Cruz’ mission is the desire to catch this ‘bubble in painting’ that is not realised in an image but as a space of pilgrimage into the memories of time past as ‘a system of putting out something and taking it back’. As such, her practice partakes in the abyssal edge of the ‘Informe’ or in english, ‘the formless’. As Georges Bataille wrote: ‘formless is not only an adjective having a given meaning, but a term that serves to bring things down in the world’, including in this idealist notions of ‘good form’ and ‘good gestalt. ‘All of philosophy has no other goal.

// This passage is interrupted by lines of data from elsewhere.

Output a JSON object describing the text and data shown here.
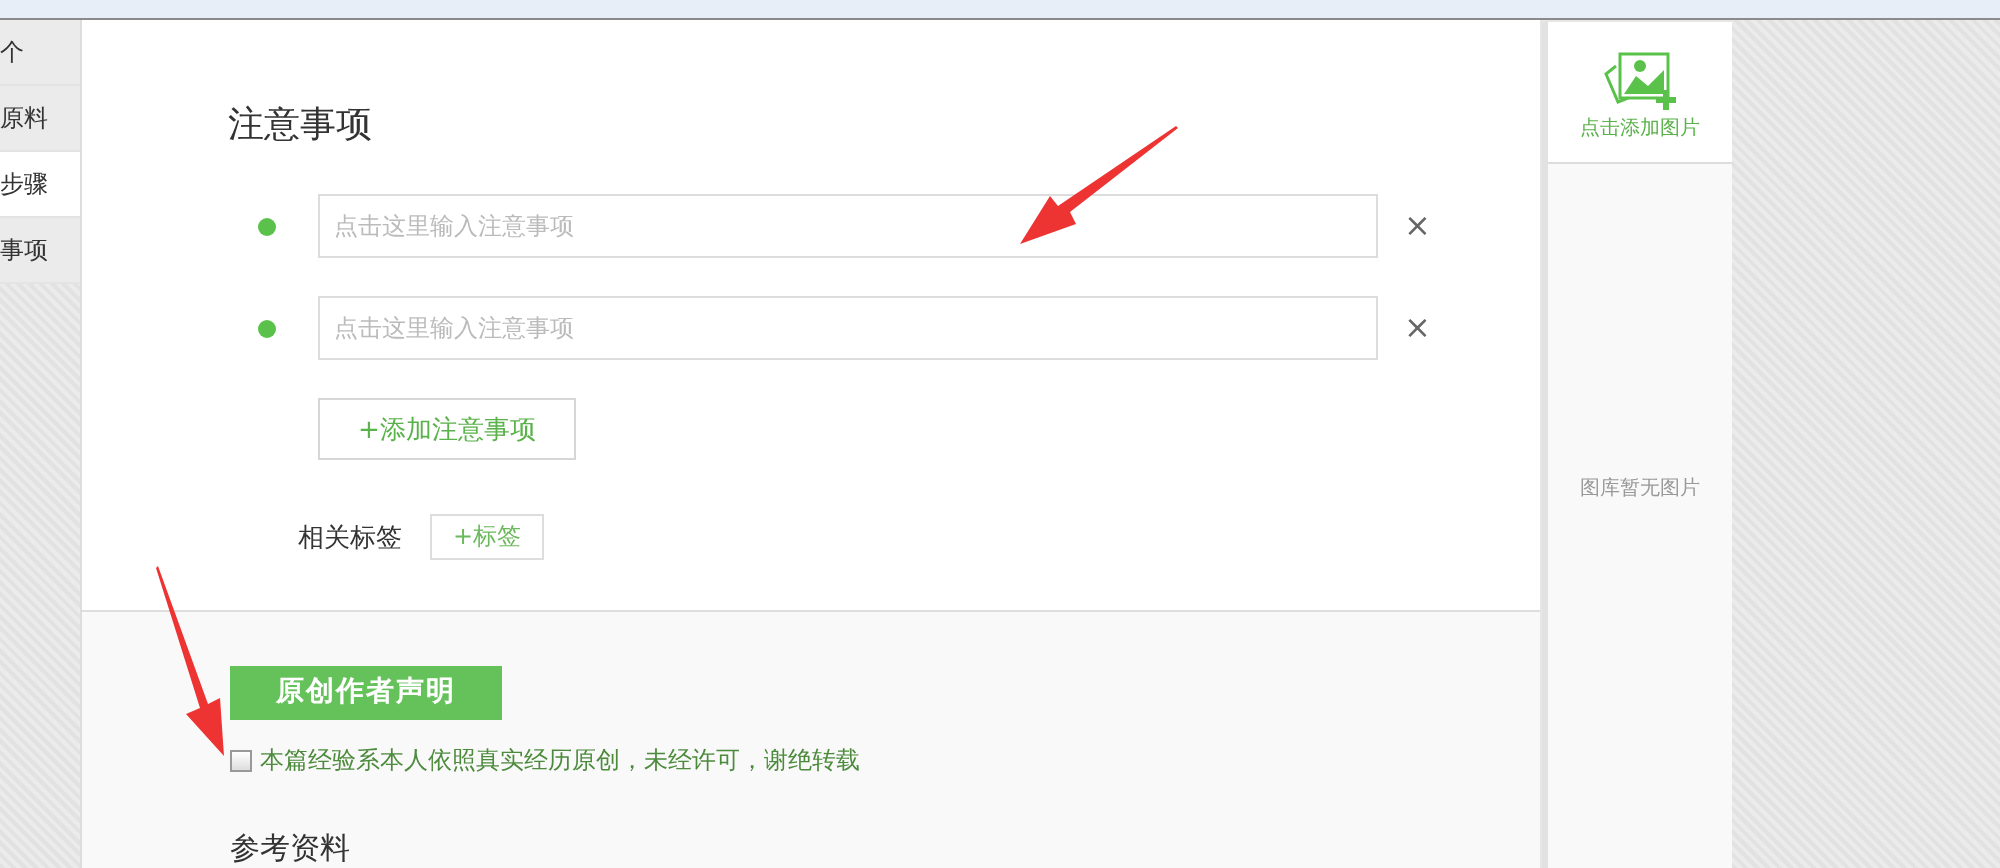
{
  "nav": {
    "items": [
      {
        "label": "个",
        "selected": false
      },
      {
        "label": "原料",
        "selected": false
      },
      {
        "label": "步骤",
        "selected": true
      },
      {
        "label": "事项",
        "selected": false
      }
    ]
  },
  "notes": {
    "title": "注意事项",
    "items": [
      {
        "placeholder": "点击这里输入注意事项",
        "remove": "×"
      },
      {
        "placeholder": "点击这里输入注意事项",
        "remove": "×"
      }
    ],
    "add_button": "+添加注意事项"
  },
  "tags": {
    "label": "相关标签",
    "button": "+标签"
  },
  "declaration": {
    "title": "原创作者声明",
    "checkbox": {
      "label": "本篇经验系本人依照真实经历原创，未经许可，谢绝转载",
      "checked": false
    }
  },
  "references": {
    "title": "参考资料"
  },
  "image_panel": {
    "add_label": "点击添加图片",
    "empty_text": "图库暂无图片"
  }
}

It is a matter of giving a frock coat to what is, a mathematical frock coat on the other hand, affirming that the universe resembles nothing and is only formless amounts to saying that the universe is something like a spider or spit!’.9 And, as Michel Leiris expands, Bataille made spittle into ‘scandal itself, since it lowers the mouth - the visible sign of intelligence — to the level of the most shameful organs…given the identical source of language and spittle, any philosophical discourse can legitimately be figured by the incongruous image of the spluttering orator.’ 10

Both Cruz and Grayson go some way to adopt this role of the ‘spluttering orator’. Grayson, as the master or rhetorical effusion and encyclopaedic miasma, retrieves the fascination for the text as transportive ‘liquid words’. In this sense also, along with their sadistic agency, painting goes some way to present the word as resident evil. Cruz, for whom the narrative association is more a jumping off point, similarly engages in what is essential to the task of representation through the transgression of traditional formal values. Hers is an attempt to configure what can and cannot be spoken as shy reflection on the ontology of painting as mystic cipher and resonant field of communication.